Secrets#

hpcFlow can store secrets like usernames and passwords for third party services that require authentication.

Warning

Do not store secrets like usernames, passwords, and API keys within environment definitions. These definitions are copied into workflow metadata and so would be distributed with the workflow, if shared.

Managing secrets#

Secrets can be retrieved, set, and deleted as follows:

CLI

Using the manage secrets sub-command in the hpcFlow CLI, we can set a new secret like this:

hpcflow manage secrets set KEY VALUE

To update the value of an existing secret, use the –overwrite flag:

hpcflow manage secrets set KEY VALUE --overwrite

Items can be retrieved like this:

hpcflow manage secrets get KEY

All currently defined secrets can be listed like this (with values hidden):

hpcflow manage secrets list

To show all secret keys and their secret values, use the –values or -v option:

hpcflow manage secrets list --values

To delete a secret:

hpcflow manage secrets delete KEY

Python API

import hpcflow.app as hf

# set the value of the `KEY` secret:
hf.set_secret("KEY", "VALUE")

# update the existing value of the `KEY` secret:
hf.set_secret("KEY", "VALUE", overwrite=True)

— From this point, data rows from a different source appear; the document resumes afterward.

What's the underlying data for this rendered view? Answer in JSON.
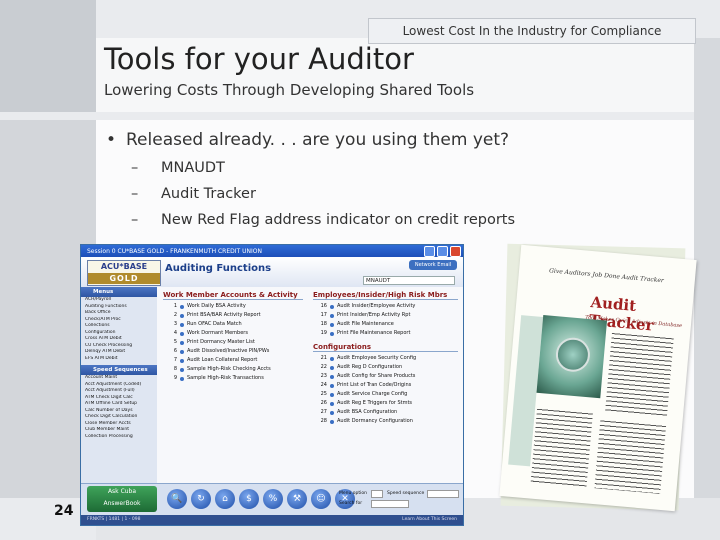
{
  "slide": {
    "banner": "Lowest Cost In the Industry for Compliance",
    "title": "Tools for your Auditor",
    "subtitle": "Lowering Costs Through Developing Shared Tools",
    "bullet": "Released already. . . are you using them yet?",
    "bullet_marker": "•",
    "sub_marker": "–",
    "sub_bullets": [
      "MNAUDT",
      "Audit Tracker",
      "New Red Flag address indicator on credit reports"
    ],
    "slide_number": "24"
  },
  "app": {
    "window_title": "Session 0 CU*BASE GOLD - FRANKENMUTH CREDIT UNION",
    "logo_top": "ACU*BASE",
    "logo_bottom": "GOLD",
    "functions_title": "Auditing Functions",
    "top_button": "Network Email",
    "top_field_value": "MNAUDT",
    "sidebar": {
      "menus_header": "Menus",
      "menus": [
        "ACH/Payroll",
        "Auditing Functions",
        "Back Office",
        "Check/ATM Proc",
        "Collections",
        "Configuration",
        "Cross ATM Debit",
        "CU Check Processing",
        "Delnqy ATM Debit",
        "EFS ATM Debit"
      ],
      "speed_header": "Speed Sequences",
      "speed": [
        "Account Maint",
        "Acct Adjustment (Coded)",
        "Acct Adjustment (Full)",
        "ATM Check Digit Calc",
        "ATM Offline Card Setup",
        "Calc Number of Days",
        "Check Digit Calculation",
        "Close Member Accts",
        "Club Member Maint",
        "Collection Processing"
      ]
    },
    "work_header": "Work Member Accounts & Activity",
    "work_items": [
      {
        "n": "1",
        "label": "Work Daily BSA Activity"
      },
      {
        "n": "2",
        "label": "Print BSA/BAR Activity Report"
      },
      {
        "n": "3",
        "label": "Run OFAC Data Match"
      },
      {
        "n": "4",
        "label": "Work Dormant Members"
      },
      {
        "n": "5",
        "label": "Print Dormancy Master List"
      },
      {
        "n": "6",
        "label": "Audit Dissolved/Inactive PIN/PWs"
      },
      {
        "n": "7",
        "label": "Audit Loan Collateral Report"
      },
      {
        "n": "8",
        "label": "Sample High-Risk Checking Accts"
      },
      {
        "n": "9",
        "label": "Sample High-Risk Transactions"
      }
    ],
    "emp_header": "Employees/Insider/High Risk Mbrs",
    "emp_items": [
      {
        "n": "16",
        "label": "Audit Insider/Employee Activity"
      },
      {
        "n": "17",
        "label": "Print Insider/Emp Activity Rpt"
      },
      {
        "n": "18",
        "label": "Audit File Maintenance"
      },
      {
        "n": "19",
        "label": "Print File Maintenance Report"
      }
    ],
    "config_header": "Configurations",
    "config_items": [
      {
        "n": "21",
        "label": "Audit Employee Security Config"
      },
      {
        "n": "22",
        "label": "Audit Reg D Configuration"
      },
      {
        "n": "23",
        "label": "Audit Config for Share Products"
      },
      {
        "n": "24",
        "label": "Print List of Tran Code/Origins"
      },
      {
        "n": "25",
        "label": "Audit Service Charge Config"
      },
      {
        "n": "26",
        "label": "Audit Reg E Triggers for Stmts"
      },
      {
        "n": "27",
        "label": "Audit BSA Configuration"
      },
      {
        "n": "28",
        "label": "Audit Dormancy Configuration"
      }
    ],
    "ask_label_top": "Ask Cuba",
    "ask_label_bottom": "AnswerBook",
    "tool_icons": [
      "magnifier-icon",
      "refresh-icon",
      "home-icon",
      "money-icon",
      "percent-icon",
      "tools-icon",
      "person-icon",
      "close-icon"
    ],
    "tool_glyphs": [
      "🔍",
      "↻",
      "⌂",
      "$",
      "%",
      "⚒",
      "☺",
      "✕"
    ],
    "menu_option_label": "Menu option",
    "speed_sequence_label": "Speed sequence",
    "search_for_label": "Search for",
    "status_left": "FRNKTS | 1481 | 1 - 098",
    "status_right": "Learn About This Screen"
  },
  "brochure": {
    "top_line": "Give Auditors Job Done Audit Tracker",
    "title": "Audit Tracker",
    "subtitle": "Tool Makes Quick Adjusts in Database"
  }
}
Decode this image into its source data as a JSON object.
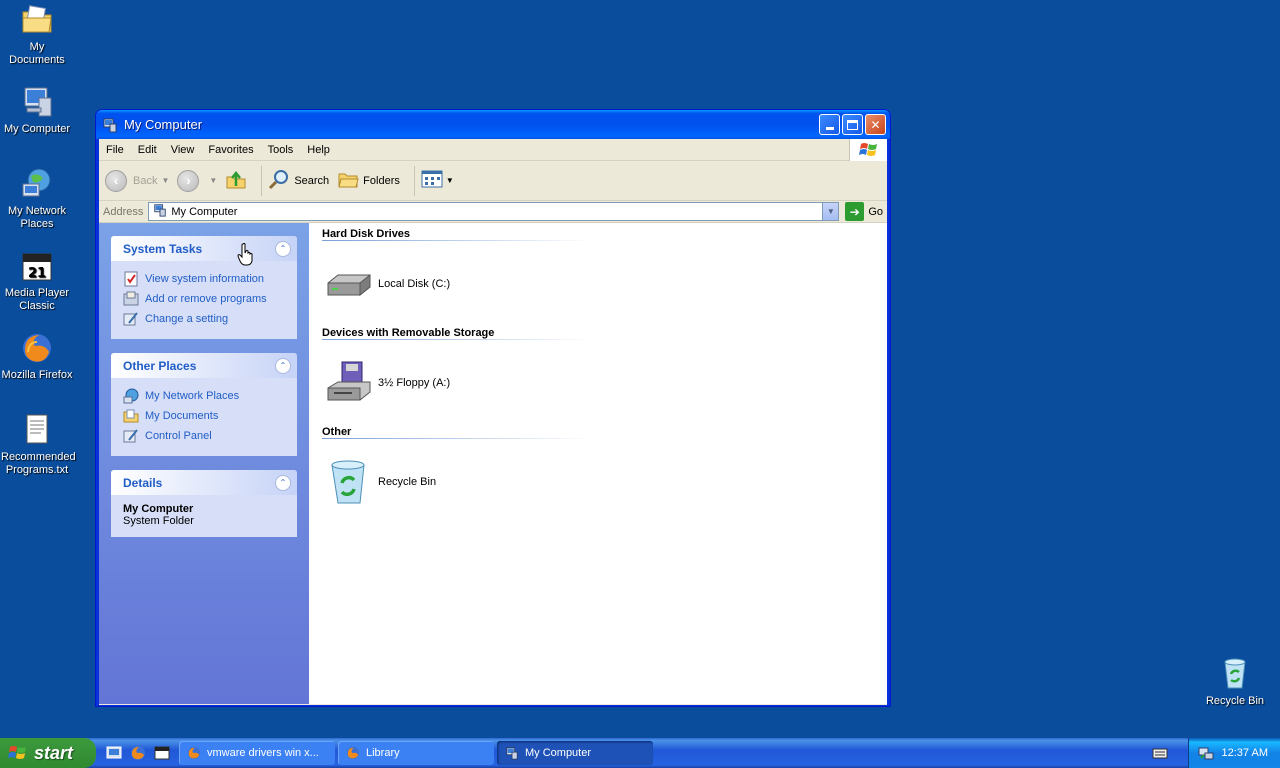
{
  "desktop": {
    "icons": [
      {
        "label": "My Documents"
      },
      {
        "label": "My Computer"
      },
      {
        "label": "My Network Places"
      },
      {
        "label": "Media Player Classic"
      },
      {
        "label": "Mozilla Firefox"
      },
      {
        "label": "Recommended Programs.txt"
      }
    ],
    "recycle_bin_label": "Recycle Bin"
  },
  "window": {
    "title": "My Computer",
    "menu": [
      "File",
      "Edit",
      "View",
      "Favorites",
      "Tools",
      "Help"
    ],
    "toolbar": {
      "back": "Back",
      "search": "Search",
      "folders": "Folders"
    },
    "address": {
      "label": "Address",
      "value": "My Computer",
      "go": "Go"
    },
    "left_pane": {
      "system_tasks": {
        "title": "System Tasks",
        "links": [
          "View system information",
          "Add or remove programs",
          "Change a setting"
        ]
      },
      "other_places": {
        "title": "Other Places",
        "links": [
          "My Network Places",
          "My Documents",
          "Control Panel"
        ]
      },
      "details": {
        "title": "Details",
        "name": "My Computer",
        "type": "System Folder"
      }
    },
    "content": {
      "groups": [
        {
          "heading": "Hard Disk Drives",
          "item": "Local Disk (C:)"
        },
        {
          "heading": "Devices with Removable Storage",
          "item": "3½ Floppy (A:)"
        },
        {
          "heading": "Other",
          "item": "Recycle Bin"
        }
      ]
    }
  },
  "taskbar": {
    "start": "start",
    "tasks": [
      {
        "label": "vmware drivers win x..."
      },
      {
        "label": "Library"
      },
      {
        "label": "My Computer"
      }
    ],
    "clock": "12:37 AM"
  },
  "colors": {
    "desktop": "#0a4d9c",
    "link": "#215dc6",
    "titlebar": "#0053ee"
  }
}
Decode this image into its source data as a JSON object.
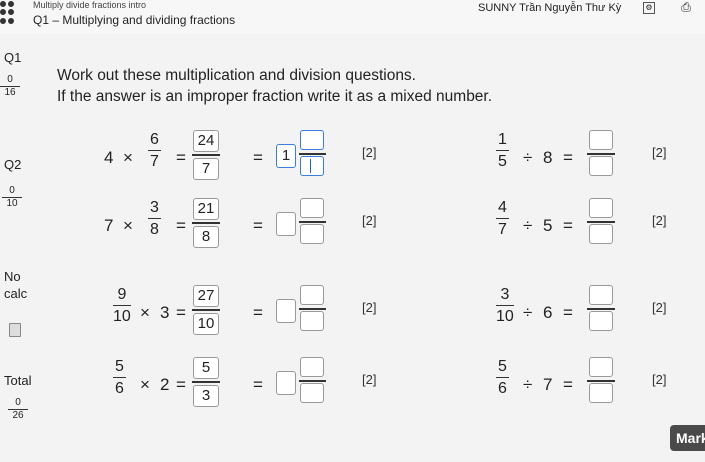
{
  "header": {
    "breadcrumb": "Multiply divide fractions intro",
    "title": "Q1 – Multiplying and dividing fractions",
    "student": "SUNNY Trần Nguyễn Thư Kỳ"
  },
  "sidebar": {
    "q1_label": "Q1",
    "q1_score": {
      "num": "0",
      "den": "16"
    },
    "q2_label": "Q2",
    "q2_score": {
      "num": "0",
      "den": "10"
    },
    "calc_line1": "No",
    "calc_line2": "calc",
    "total_label": "Total",
    "total_score": {
      "num": "0",
      "den": "26"
    }
  },
  "instructions": {
    "line1": "Work out these multiplication and division questions.",
    "line2": "If the answer is an improper fraction write it as a mixed number."
  },
  "left_questions": [
    {
      "whole": "4",
      "op": "×",
      "num": "6",
      "den": "7",
      "ans_num": "24",
      "ans_den": "7",
      "mixed_whole": "1",
      "marks": "[2]"
    },
    {
      "whole": "7",
      "op": "×",
      "num": "3",
      "den": "8",
      "ans_num": "21",
      "ans_den": "8",
      "mixed_whole": "",
      "marks": "[2]"
    },
    {
      "whole": "3",
      "op": "×",
      "num": "9",
      "den": "10",
      "ans_num": "27",
      "ans_den": "10",
      "mixed_whole": "",
      "marks": "[2]"
    },
    {
      "whole": "2",
      "op": "×",
      "num": "5",
      "den": "6",
      "ans_num": "5",
      "ans_den": "3",
      "mixed_whole": "",
      "marks": "[2]"
    }
  ],
  "right_questions": [
    {
      "num": "1",
      "den": "5",
      "op": "÷",
      "whole": "8",
      "marks": "[2]"
    },
    {
      "num": "4",
      "den": "7",
      "op": "÷",
      "whole": "5",
      "marks": "[2]"
    },
    {
      "num": "3",
      "den": "10",
      "op": "÷",
      "whole": "6",
      "marks": "[2]"
    },
    {
      "num": "5",
      "den": "6",
      "op": "÷",
      "whole": "7",
      "marks": "[2]"
    }
  ],
  "symbols": {
    "equals": "="
  },
  "mark_button": "Mark"
}
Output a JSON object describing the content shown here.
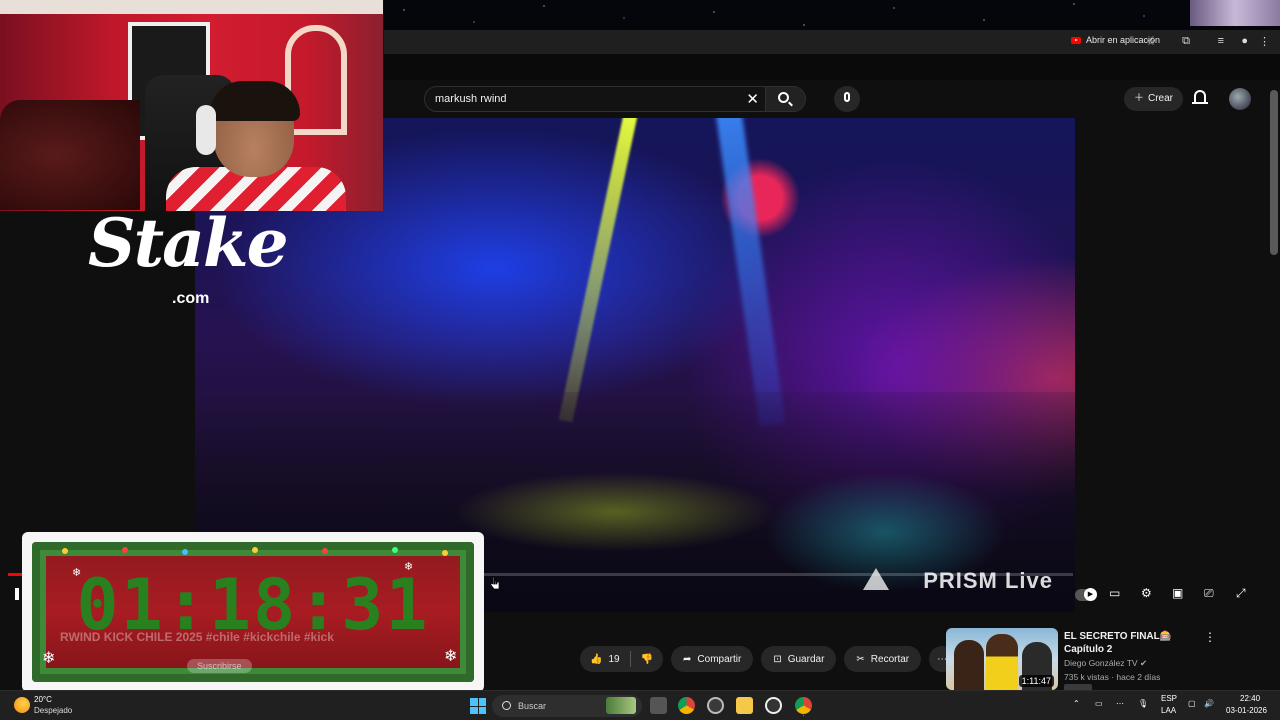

# retrieve a secret's value:
print(hf.get_secret("KEY"))

# print all secret keys:
hf.print_secrets()

# print all secrets keys and their secret values:
hf.print_secrets(include_values=True)

# delete a secret
hf.delete_secret("KEY")

Note

hpcFlow does not encrypt secrets as there is not a straightforward way to do so across all platforms, and for typical use cases (like running on HPC systems). Instead, hpcFlow stores secrets in a file with appropriate permissions set such that the file can only be read (or written to) by the current user. The secrets file is stored within the app’s user data directory.

Using secrets#

You can expose secrets as shell environment variables by specifying a list of secret keys (i.e. the names of the secrets you wish to include) in the environment definition, via the secrets argument. (As stated above, secrets values should not be stored within environment definition setup or command blocks.). For example, such an environment definition might look like this in YAML:

- name: my_env
  secrets:
    - MY_SECRET
  executables:
    - label: my_executable
      instances:
        - command: my_executable.exe
          parallel_mode: null
          num_cores:
            start: 1
            stop: 4

where MY_SECRET is the key to a secret stored by hpcFlow, such that if you run hpcflow manage secrets get MY_SECRET, the secret’s value would be printed.